If a company can manufacture automotive springs, it can probably make a pretty decent golf shaft.
That’s exactly the case for Nippon Shafts, whose parent company NHK Springs is a large automotive springs manufacturing company.
Mark Pekarek, North American distributor for Nippon, gives NHK credit for the construction methods and materials that give Nippon shafts their smooth feel and make them efficient at transferring energy.
Nippon’s latest iron shaft, the N.S. Pro Modus 3 Tour 130, is stiff in the butt and mid sections, but it has a softer tip section.
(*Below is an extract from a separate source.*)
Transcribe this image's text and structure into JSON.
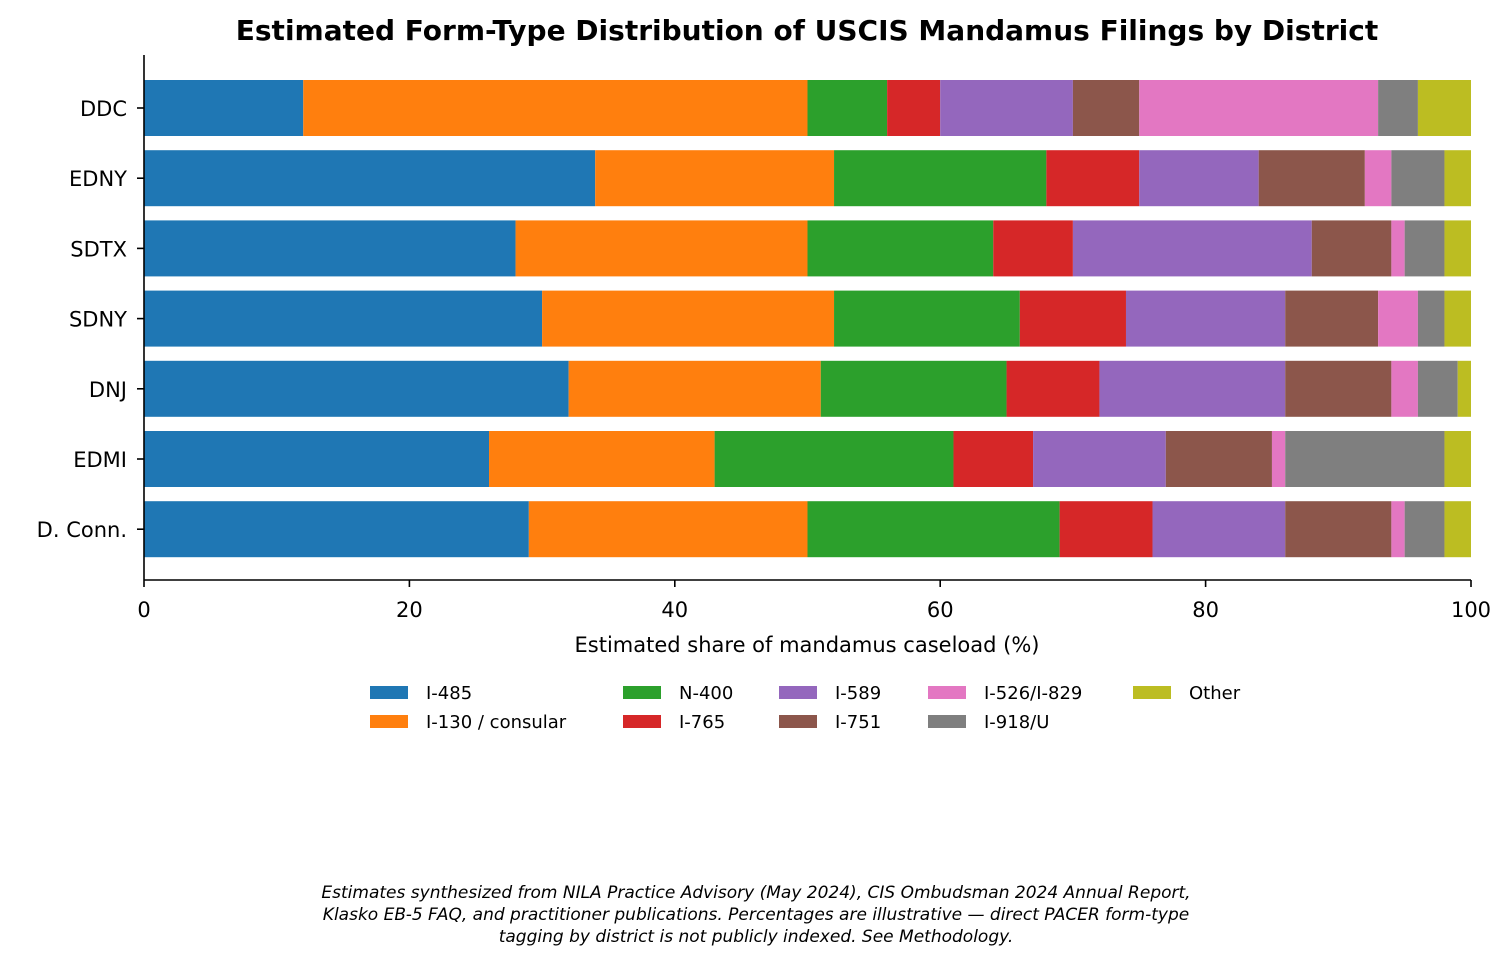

“What that creates is a little bit of a higher, easy launch but then a lower, Tour-type spin to get the ball to go through the air in a more penetrating fashion,” Pekarek said.
This is the opposite construction of the company’s N.S. Pro Modus 3 Tour 120 shaft that debuted in 2012, which is about 10 grams lighter than the Tour 130. Usually, lighter weight shafts are designed to hit the ball higher than their heavier weight counterparts, but the Tour 120 has a stiff tip with softer mid and butt sections — a construction that actually results in a lower flight.
Like all of the company’s shafts, the Tour 130 is created from a specially picked base metal. It then undergoes an NHK-learned heat treatment process that the company says helps with distance control.
The Tour 130 is currently used by Sergio Garcia. It comes in three flexes: the R (121 grams), S (124 grams) and X (129 grams) and sells for about $37 each.
The Tour 120 comes in four flexes: R (111 grams), S (114), X (120) and TX (126) and sells for the same price.